Hotel revenue optimisation firm Duetto is rolling out its services in Dubai as supply begins to outweigh demand in the Emirates.
The London-based business has recently added 7,500 rooms in 40 hotels to its European portfolio of over 500 hotels.
Michael McCartan, managing director for Duetto in the Middle East and Europe, said hotels in Dubai could use its services rather than cut prices as competition in the United Arab Emirates city continues to grow.
Research from Deloitte has found that occupancy rates in Dubai were at around 75% in the year up to February 2016 while the revenue per available room (RevPAR) at hotels has gone down by 15%, which McCartan said was a “double-whammy”.
He told Travolution: “Hotels in the Dubai market in particular have had it all their own way for a long time. They were literally sticking a price on the door and people would pay that.”
McCartan said sanctions on Russia, more competition within Dubai and the rise of other Middle Eastern destinations like Qatar have contributed to a situation where more hotels are operating significantly below capacity.
“The market is relatively immature when it comes to revenue management,” he added. “Because of the unsophistication in the market hotels are under cutting each other.
“It’s like a race to the bottom, which is a dangerous situation.
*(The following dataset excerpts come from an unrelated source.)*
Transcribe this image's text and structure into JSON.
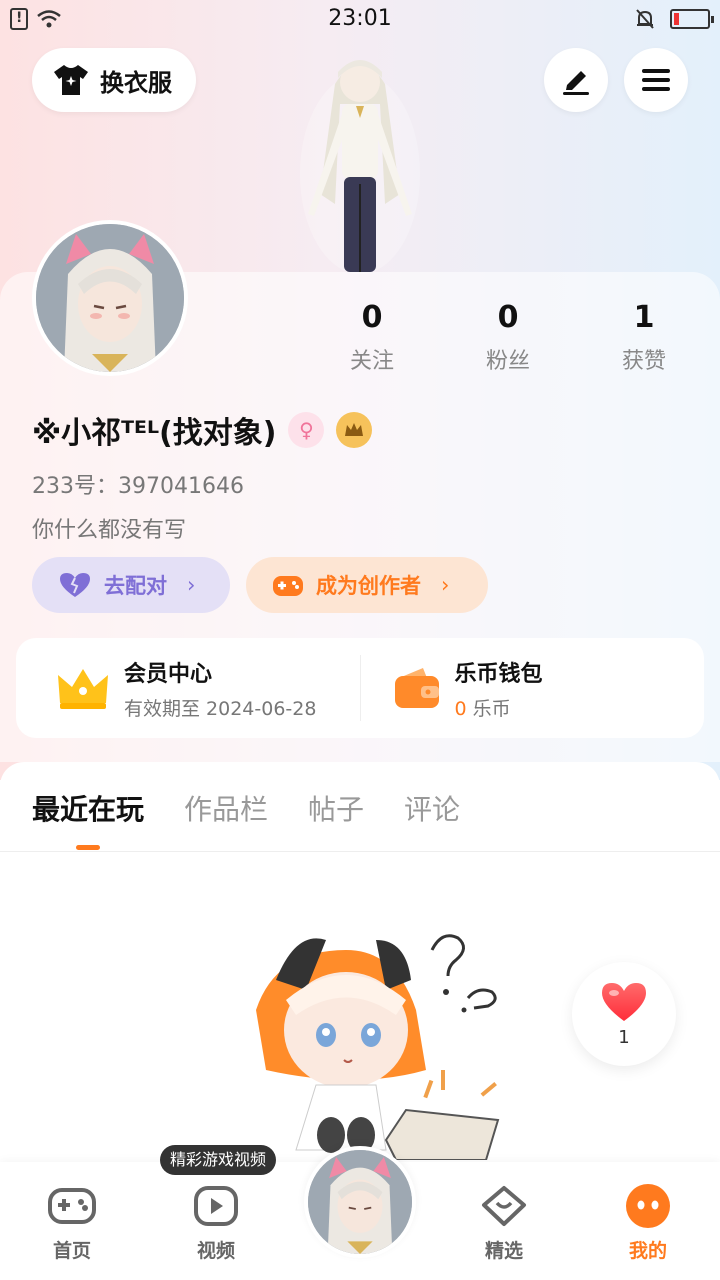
{
  "status_bar": {
    "time": "23:01"
  },
  "top": {
    "outfit_label": "换衣服"
  },
  "stats": [
    {
      "value": "0",
      "label": "关注"
    },
    {
      "value": "0",
      "label": "粉丝"
    },
    {
      "value": "1",
      "label": "获赞"
    }
  ],
  "profile": {
    "username": "※小祁ᵀᴱᴸ(找对象)",
    "id_text": "233号：397041646",
    "bio": "你什么都没有写"
  },
  "actions": {
    "match_label": "去配对",
    "creator_label": "成为创作者"
  },
  "vip": {
    "title": "会员中心",
    "subtitle": "有效期至 2024-06-28",
    "wallet_title": "乐币钱包",
    "wallet_value": "0",
    "wallet_unit": "乐币"
  },
  "tabs": [
    "最近在玩",
    "作品栏",
    "帖子",
    "评论"
  ],
  "like_count": "1",
  "tooltip": "精彩游戏视频",
  "nav": {
    "home": "首页",
    "video": "视频",
    "featured": "精选",
    "mine": "我的"
  },
  "colors": {
    "accent": "#ff7a1e",
    "match_purple": "#7f6fd6",
    "match_bg": "#e4e0f6",
    "creator_bg": "#fde5d3"
  }
}
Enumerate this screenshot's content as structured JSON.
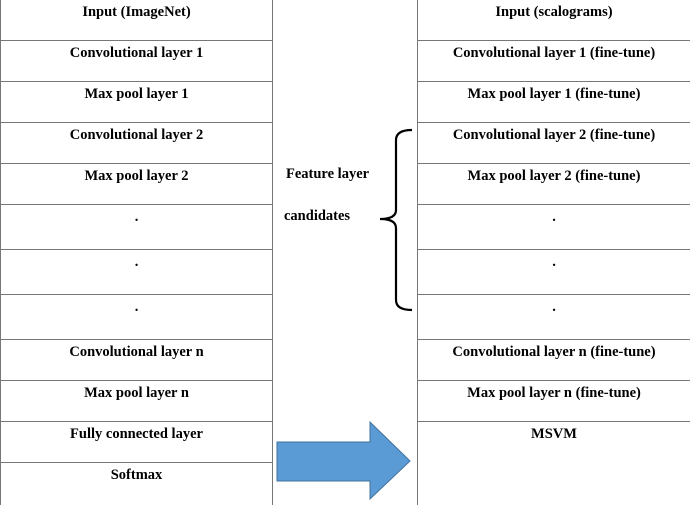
{
  "left_column": {
    "rows": [
      "Input (ImageNet)",
      "Convolutional layer 1",
      "Max pool layer 1",
      "Convolutional layer 2",
      "Max pool layer 2",
      ".",
      ".",
      ".",
      "Convolutional layer n",
      "Max pool layer n",
      "Fully connected layer",
      "Softmax"
    ]
  },
  "right_column": {
    "rows": [
      "Input (scalograms)",
      "Convolutional layer 1 (fine-tune)",
      "Max pool layer 1 (fine-tune)",
      "Convolutional layer 2 (fine-tune)",
      "Max pool layer 2 (fine-tune)",
      ".",
      ".",
      ".",
      "Convolutional layer n (fine-tune)",
      "Max pool layer n (fine-tune)",
      "MSVM"
    ]
  },
  "annotation": {
    "line1": "Feature layer",
    "line2": "candidates"
  },
  "colors": {
    "arrow_fill": "#5b9bd5",
    "arrow_stroke": "#41719c",
    "border": "#777777"
  }
}
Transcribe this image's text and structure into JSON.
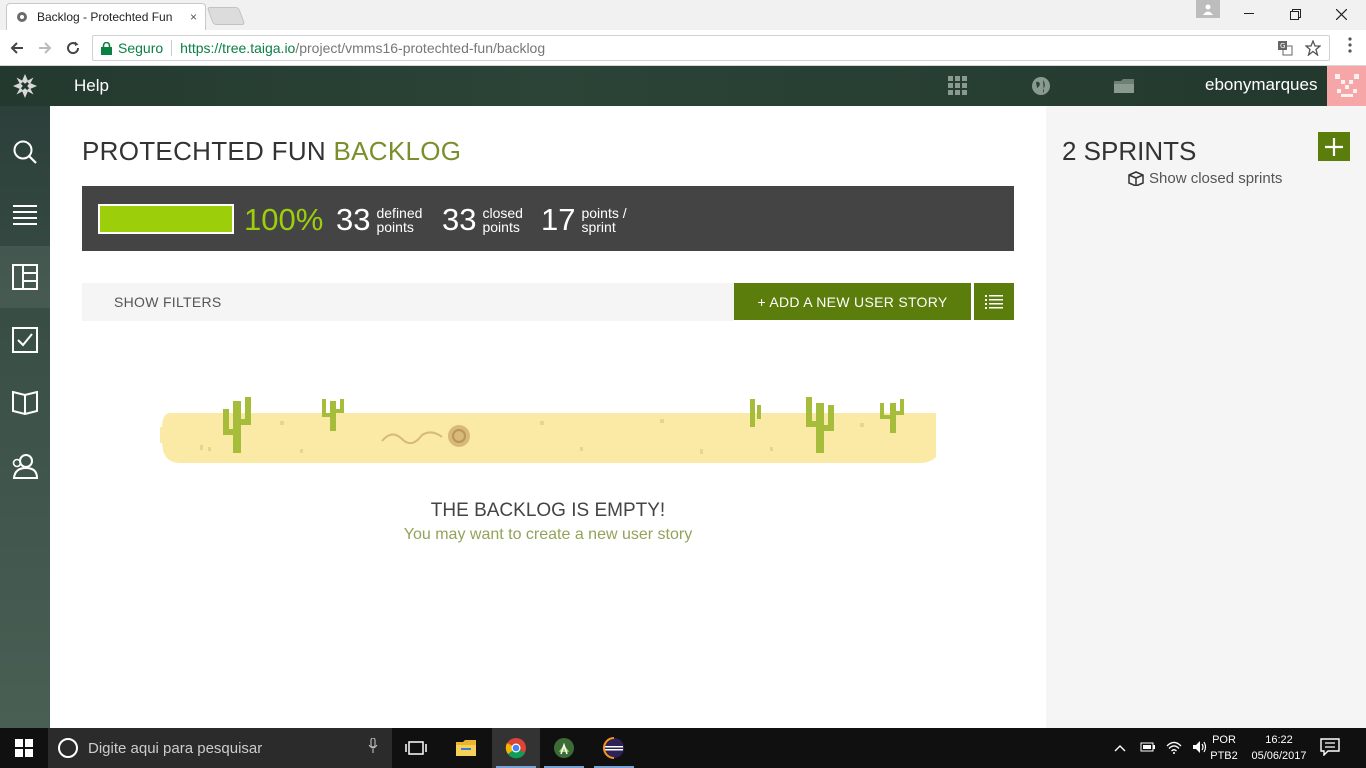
{
  "browser": {
    "tab_title": "Backlog - Protechted Fun",
    "tab_close": "×",
    "secure_label": "Seguro",
    "url_host": "https://tree.taiga.io",
    "url_path": "/project/vmms16-protechted-fun/backlog"
  },
  "topnav": {
    "help": "Help",
    "username": "ebonymarques",
    "icons": [
      "apps-grid-icon",
      "globe-icon",
      "folder-icon"
    ]
  },
  "sidebar": {
    "items": [
      "search-icon",
      "backlog-icon",
      "kanban-icon",
      "issues-icon",
      "wiki-icon",
      "team-icon"
    ]
  },
  "backlog": {
    "title_project": "PROTECHTED FUN",
    "title_section": "BACKLOG",
    "progress_percent": 100,
    "percent_label": "100%",
    "defined_points": "33",
    "defined_label_1": "defined",
    "defined_label_2": "points",
    "closed_points": "33",
    "closed_label_1": "closed",
    "closed_label_2": "points",
    "sprint_points": "17",
    "sprint_label_1": "points /",
    "sprint_label_2": "sprint",
    "show_filters": "SHOW FILTERS",
    "add_story": "+ ADD A NEW USER STORY",
    "empty_title": "THE BACKLOG IS EMPTY!",
    "empty_sub": "You may want to create a new user story"
  },
  "sprints": {
    "title": "2 SPRINTS",
    "show_closed": "Show closed sprints"
  },
  "taskbar": {
    "search_placeholder": "Digite aqui para pesquisar",
    "lang_1": "POR",
    "lang_2": "PTB2",
    "time": "16:22",
    "date": "05/06/2017"
  },
  "colors": {
    "accent_green": "#5b7d0b",
    "progress_green": "#9dce0a",
    "nav_dark": "#23382d"
  }
}
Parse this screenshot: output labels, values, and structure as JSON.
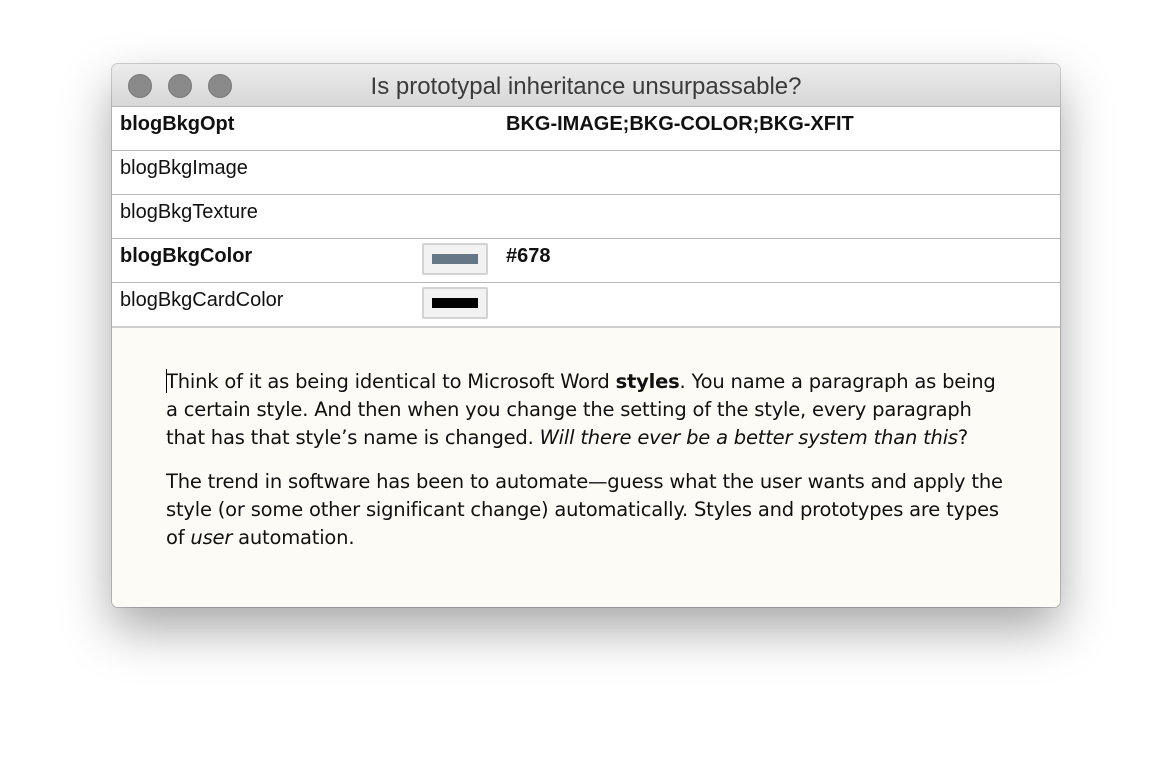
{
  "window": {
    "title": "Is prototypal inheritance unsurpassable?"
  },
  "settings": [
    {
      "key": "blogBkgOpt",
      "bold": true,
      "value": "BKG-IMAGE;BKG-COLOR;BKG-XFIT"
    },
    {
      "key": "blogBkgImage",
      "bold": false,
      "value": ""
    },
    {
      "key": "blogBkgTexture",
      "bold": false,
      "value": ""
    },
    {
      "key": "blogBkgColor",
      "bold": true,
      "value": "#678",
      "swatch_color": "#667788"
    },
    {
      "key": "blogBkgCardColor",
      "bold": false,
      "value": "",
      "swatch_color": "#000000"
    }
  ],
  "content": {
    "p1": {
      "a": "Think of it as being identical to Microsoft Word ",
      "b": "styles",
      "c": ". You name a paragraph as being a certain style. And then when you change the setting of the style, every paragraph that has that style’s name is changed. ",
      "d": "Will there ever be a better system than this",
      "e": "?"
    },
    "p2": {
      "a": "The trend in software has been to automate—guess what the user wants and apply the style (or some other significant change) automatically. Styles and prototypes are types of ",
      "b": "user",
      "c": " automation."
    }
  }
}
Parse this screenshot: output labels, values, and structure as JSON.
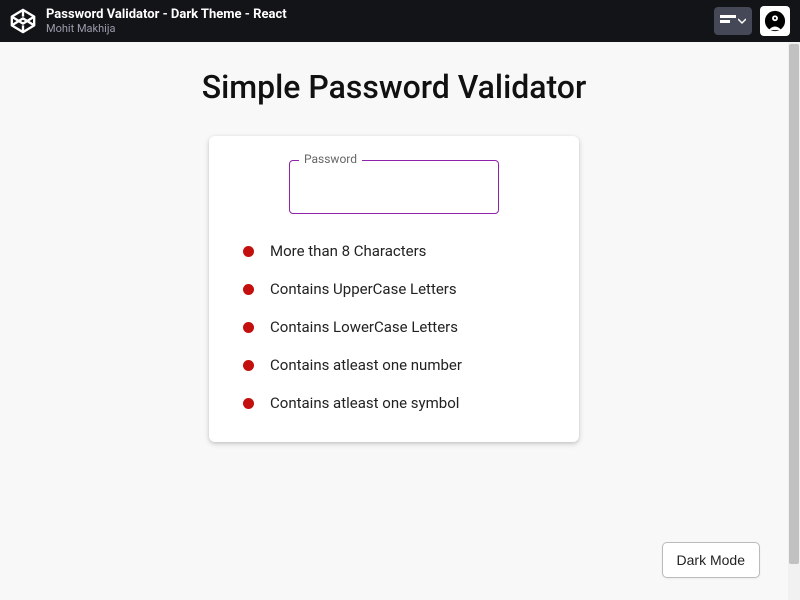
{
  "topbar": {
    "title": "Password Validator - Dark Theme - React",
    "author": "Mohit Makhija"
  },
  "page": {
    "heading": "Simple Password Validator"
  },
  "form": {
    "password_label": "Password",
    "password_value": ""
  },
  "rules": [
    {
      "label": "More than 8 Characters",
      "met": false
    },
    {
      "label": "Contains UpperCase Letters",
      "met": false
    },
    {
      "label": "Contains LowerCase Letters",
      "met": false
    },
    {
      "label": "Contains atleast one number",
      "met": false
    },
    {
      "label": "Contains atleast one symbol",
      "met": false
    }
  ],
  "theme_button": "Dark Mode",
  "colors": {
    "rule_fail": "#c40f0f",
    "input_border": "#8e24aa",
    "topbar_bg": "#131417"
  }
}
But we think it’s a fantastic opportunity for Duetto – and revenue management in general.”
One of Duetto’s global partners, Warwick, will be their first Dubai-based client but the firm is also in talks with a group of large hotels in the emirate.
Worldwide, more than 1,200 hotels and casinos in more than 50 countries use Duetto’s revenue strategy solutions, which includes personalised loyalty pricing.
McCartan said the firm – which first started on the Las Vegas hotel scene in 2012 – already has a strong foothold in the UK, Spain and Portugal and is focussing on the German market since coming to Europe.